A custody order entered by the 12th District Court is not necessarily permanent. Texas law allows modification of conservatorship and possession orders when there has been a material and substantial change in circumstances affecting either a parent or the child since the order was entered. Common grounds for modification include:

  • A parent's relocation that makes the existing possession schedule unworkable

  • A significant change in the child's needs — educational, medical, therapeutic, or otherwise

  • Documented concerns about the child's safety or wellbeing in the current arrangement

  • A parent's remarriage, new partner, or change in household composition that affects the child

  • The child reaching age 12 and expressing a preference for a different arrangement

  • A parent's substantial change in work schedule that affects their ability to exercise possession

 

Modification proceedings follow the same process as the original custody case — filing a petition, serving the other parent, and proceeding through mediation or trial. The parent seeking modification bears the burden of proving both the material change and that modification is in the child's best interest. We evaluate whether your circumstances meet the threshold and build the strongest possible case for the change you need.​

Interstate Custody — The UCCJEA

When parents live in different states, or when one parent has moved to another state with the child, determining which state's court has jurisdiction to enter or modify a custody order becomes critical. The Uniform Child Custody Jurisdiction and Enforcement Act (UCCJEA), adopted in Texas as Chapter 152 of the Family Code, governs these questions.

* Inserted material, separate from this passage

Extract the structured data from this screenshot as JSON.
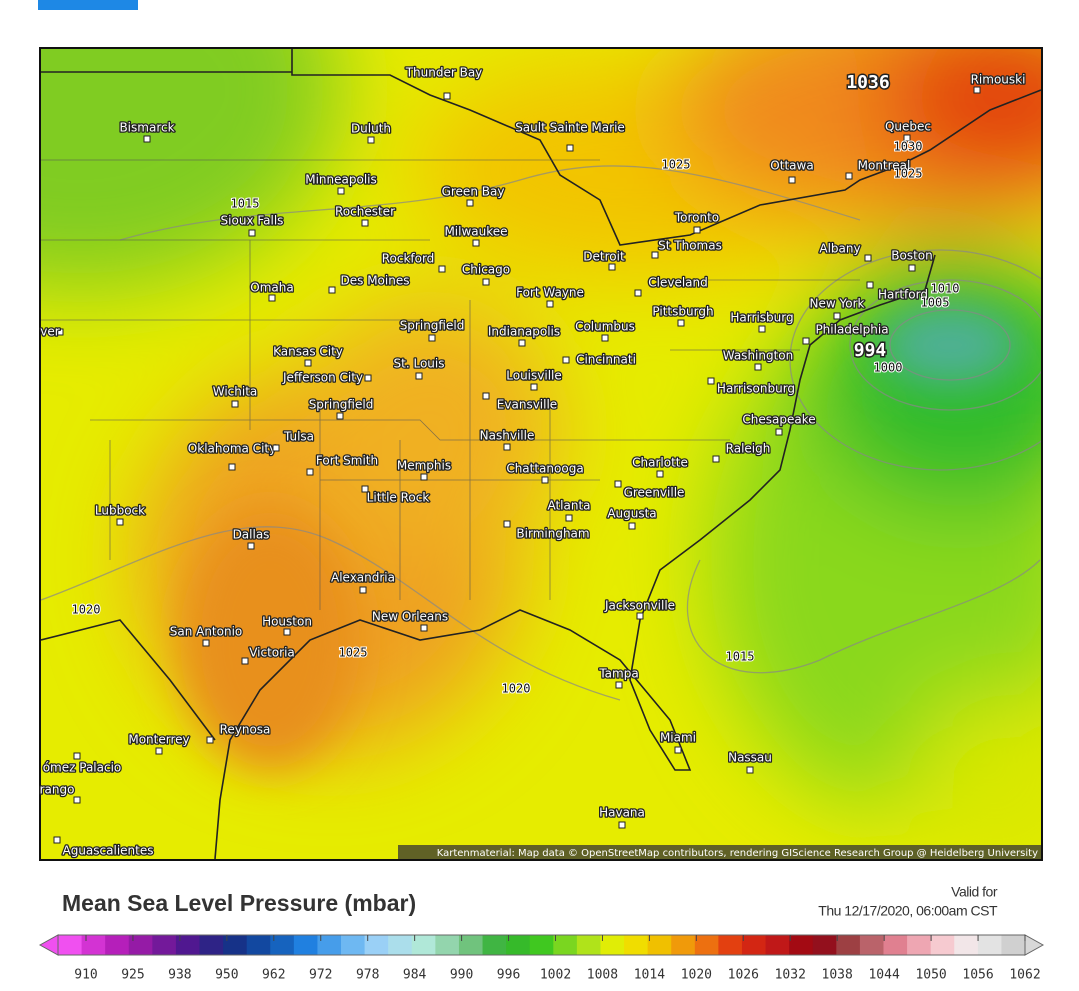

Under the UCCJEA, Texas courts generally have jurisdiction to make an initial custody determination if Texas is the child's "home state" — meaning the child has lived in Texas for the six consecutive months immediately before the proceeding. If a Texas court has entered a custody order, it retains exclusive continuing jurisdiction over the case as long as the child or at least one parent continues to live in Texas.

Interstate custody issues — particularly when a parent has relocated without authorization or when jurisdiction is disputed — require prompt legal action. If you are facing an interstate custody dispute, contact us immediately so we can assess which state's court has jurisdiction and what steps to take to protect your rights.

Why Choose Law Office of Ryan Putz for Your Custody Case?

Child custody is the most personal and consequential issue in family law. The attorney you choose should have both the legal knowledge to navigate the system and the genuine commitment to protect your relationship with your children. The Law Office of Ryan Putz brings both.

  • Focused family law practice — child custody is not a sideline; it is at the core of what we do

  • Local court knowledge — Ryan Putz practices regularly in the 12th District Court and understands Walker County's custody jurisprudence

  • Experienced in contested hearings and negotiated agreements — fully prepared to take your case to trial when necessary

  • Skilled at drafting detailed parenting plans that reduce future conflict

  • Handles all custody-related matters — initial orders, modifications, geographic restriction disputes, relocation, and interstate cases

  • Represents both mothers and fathers with equal commitment to protecting parental rights

  • Personal attention — you work directly with Ryan Putz, not a paralegal

 

The Law Office of Ryan Putz serves clients throughout Walker County, including Huntsville and surrounding communities, and Montgomery County from our satellite office in The Woodlands. We also serve clients in San Jacinto County, Madison County, and Trinity County.